APPLAUSE
Steven D. Schwartz,
associate professor of ophthalmology at the Jules Stein Eye
Institute, was named chief of the Retina Division. He will continue
as director of the UCLA Diabetic Eye Disease and Retinal Vascular
Center, director of the Ophthalmic Photography Clinical Laboratory
and co-director of the Clinical Research Center.... Edward
R.B. McCabe, professor and executive chair of the Department
of Pediatrics, was elected to serve a five-year term on the
American Pediatric Society Council, which brings together distinguished
leaders in pediatrics for the advancement of the study of children
and their diseases.... Ben Zuckerman, professor
of physics and astronomy, was elected to a three-year term on
the Sierra Club’s national board of directors. As a board
member, he will help advance solutions to such issues as wildlife
conservation, deforestation and urban sprawl.
IN MEMORIAM
Mia Slavenska,
one of the leading ballerinas of the Ballet Russe de Monte Carlo,
co-founder of the Slavenska-Franklin Ballet and a respected
former teacher at UCLA and at the California Institute of the
Arts, died of natural causes in Westwood on Oct. 5. She was
86.
Born in Croatia in 1916, Slavenska
began her studies at the Zagreb Opera Ballet School, where she
became prima ballerina at age 17. She was one of three dancer-choreographer
winners at the Berlin Dance Olympics in 1936, went on to dance
in London and Paris and frequently danced “Carnaval”

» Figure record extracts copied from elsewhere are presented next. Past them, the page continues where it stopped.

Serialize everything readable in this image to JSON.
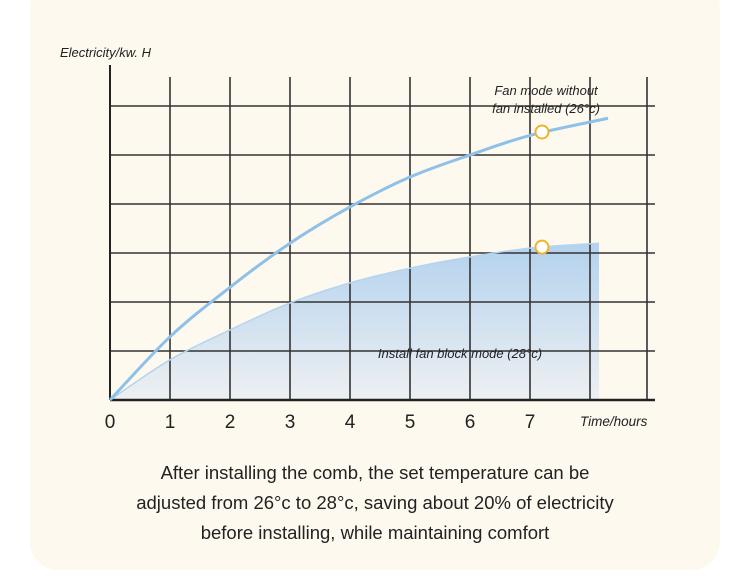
{
  "chart_data": {
    "type": "line",
    "ylabel": "Electricity/kw. H",
    "xlabel": "Time/hours",
    "x_ticks": [
      "0",
      "1",
      "2",
      "3",
      "4",
      "5",
      "6",
      "7"
    ],
    "xlim": [
      0,
      9
    ],
    "ylim": [
      0,
      6
    ],
    "grid": true,
    "series": [
      {
        "name": "Fan mode without fan installed (26°c)",
        "label_lines": [
          "Fan mode without",
          "fan installed (26°c)"
        ],
        "color": "#8ec0e8",
        "x": [
          0,
          1,
          2,
          3,
          4,
          5,
          6,
          7,
          8.3
        ],
        "y": [
          0,
          1.29,
          2.3,
          3.2,
          3.94,
          4.55,
          5.0,
          5.4,
          5.75
        ],
        "marker": {
          "x": 7.2,
          "y": 5.47
        }
      },
      {
        "name": "Install fan block mode (28°c)",
        "color": "#b5d4ee",
        "fill": true,
        "x": [
          0,
          1,
          2,
          3,
          4,
          5,
          6,
          7,
          8.15
        ],
        "y": [
          0,
          0.82,
          1.43,
          1.98,
          2.39,
          2.69,
          2.92,
          3.1,
          3.2
        ],
        "marker": {
          "x": 7.2,
          "y": 3.12
        }
      }
    ],
    "marker_color": "#f0b428"
  },
  "caption": [
    "After installing the comb, the set temperature can be",
    "adjusted from 26°c to 28°c, saving about 20% of electricity",
    "before installing, while maintaining comfort"
  ]
}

with the Ballet Russe de Monte Carlo during the late 1930s and
early ’40s. She also had a role in the 1938 prize-winning
French film “La Mort du Cygne” (released in the
United States as “Ballerina”).
More than a ballerina, Slavenska
co-founded the Slavenska-Franklin Ballet with Frederic Franklin
in 1948. One of her most celebrated roles was as Blanche in
Valerie Bettis’ “A Streetcar Named Desire,”
created for the company in 1952.
Slavenska taught at her own studio and at UCLA from 1969 to
1983 and at Cal Arts from 1970 to 1983.